= Sub-niche market =

In marketing, a sub-niche market is a very small market niche having specific appeal. A sub-niche is a small group of individuals removed from the mainstream marketplace. A niche market may become so large that it may seem that it is part of a mainstream group when in actuality it is still a niche. It can then be divided into a smaller group of individuals within the niche itself.

==Etymology==
The term "sub-niche" was first used by internet marketers to describe people or products in the market who are in very small niches. When used in business a sub-niche is targeted for selling products or services that are more suited for these individuals than the larger niche.

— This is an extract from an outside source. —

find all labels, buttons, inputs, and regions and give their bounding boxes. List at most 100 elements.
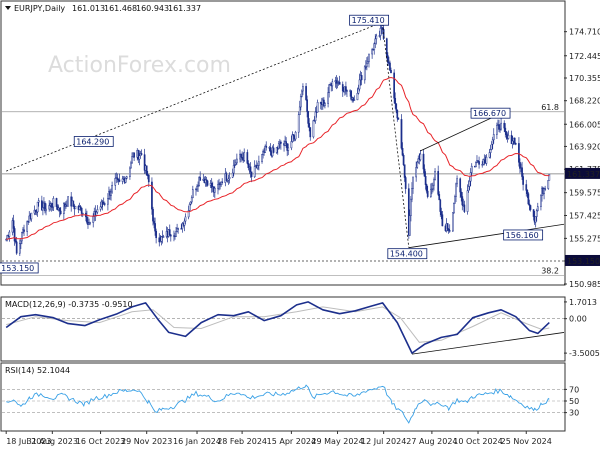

==Marketing for and in sub-niche markets==
Sub-niche marketing is the process of finding niche markets where the individuals can be broken down into smaller subsets of the niche itself. Usually this occurs in larger niche markets where the niche may no longer be targeted enough to satisfy the entire population of that niche. While the product and/or services provided by that particular niche serve to fulfill a need it may not do so to the highest degree. In this case a sub-niche would serve this purpose.

==Online sub-niche marketing==
This technique is often used by affiliate marketers. The sub-niche is a more profitable group based in the internet market as opposed to a tangible marketplace because of the specificity required in targeting such a market. Online business has little start up cost and can afford and even target multiple sub-niche markets to create a steady form of revenue. The technique of sub-niche marketing is duplicated in multiple markets to achieve the desired amount of income.